No earthquake, flood or hurricane destroyed old Toronto. No war laid it waste. Bulldozers and cranes knocked down scores of fine buildings in the rolling wave of destruction called urban renewal.
Countless Victorian houses fell to the wrecker’s ball. So did the old Trinity College, the grand General Post Office and the castle-like University Avenue Armouries. So did Chorley Park, the Rosedale mansion that was once the official residence of the lieutenant-governor.
Steve Metlitski shakes his head at the folly of it all. The developer, who comes from Belarus and arrived in Canada in 1989, was appalled when a friend took him to Guild Park atop the Scarborough Bluffs. Spread about its grounds are fragments from majestic buildings torn down in the post-war building boom: columns, arches, facades – the ruins of what once was. He thinks it’s “criminal, just insane” that Toronto was so careless with its architectural heritage.
Built in 1889, the Great Hall at Queen and Dovercourt was home to the first West End YMCA; most recently, it has served as a community arts centre and performance space. (Fred Lum/The Globe and Mail)
In his small way, Mr. Metlitski is trying to preserve a part of what is left. As the owner of Triangle Development, he is overseeing a painstaking, top-to-bottom renovation of one of Toronto’s last Victorian gems: the Great Hall at Dovercourt Road and Queen Street West.
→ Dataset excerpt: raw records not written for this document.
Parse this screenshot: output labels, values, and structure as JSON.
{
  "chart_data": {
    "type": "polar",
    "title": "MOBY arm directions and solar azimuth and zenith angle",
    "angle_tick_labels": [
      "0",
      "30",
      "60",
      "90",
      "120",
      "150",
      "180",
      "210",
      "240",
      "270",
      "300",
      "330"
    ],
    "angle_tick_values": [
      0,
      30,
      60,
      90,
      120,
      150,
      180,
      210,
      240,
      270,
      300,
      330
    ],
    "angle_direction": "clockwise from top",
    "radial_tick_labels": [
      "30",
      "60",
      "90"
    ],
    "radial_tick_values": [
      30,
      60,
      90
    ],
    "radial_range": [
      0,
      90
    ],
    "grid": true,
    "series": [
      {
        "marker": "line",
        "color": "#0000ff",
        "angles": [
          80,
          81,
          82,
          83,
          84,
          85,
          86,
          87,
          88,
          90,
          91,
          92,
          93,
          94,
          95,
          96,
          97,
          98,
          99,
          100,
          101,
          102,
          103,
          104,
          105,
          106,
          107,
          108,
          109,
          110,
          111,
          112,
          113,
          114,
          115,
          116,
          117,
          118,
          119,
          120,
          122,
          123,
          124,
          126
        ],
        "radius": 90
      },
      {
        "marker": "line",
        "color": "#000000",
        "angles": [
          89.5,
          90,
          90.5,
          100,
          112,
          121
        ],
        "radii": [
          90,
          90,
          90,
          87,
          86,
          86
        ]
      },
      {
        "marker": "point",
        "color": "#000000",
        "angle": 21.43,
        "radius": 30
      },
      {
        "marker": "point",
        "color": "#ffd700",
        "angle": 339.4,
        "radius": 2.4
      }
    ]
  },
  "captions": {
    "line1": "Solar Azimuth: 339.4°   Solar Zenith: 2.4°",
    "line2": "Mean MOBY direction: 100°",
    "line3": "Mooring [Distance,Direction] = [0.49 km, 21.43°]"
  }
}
Opened in 1890 as the first West End YMCA, the building has a colourful history in several chapters – first as the Y before the organization opened a new building up the road at College Street and Dovercourt in 1912; then as home of the Royal Templars of Temperance, a group that fought the scourge of alcohol abuse; then headquarters of the Polish National Union, when it published a Polish newspaper and took in Polish refugees of the Second World War; and finally, in the last couple of decades, as a community arts centre and performance space where musicians from Feist to Metric to Daniel Lanois came to play.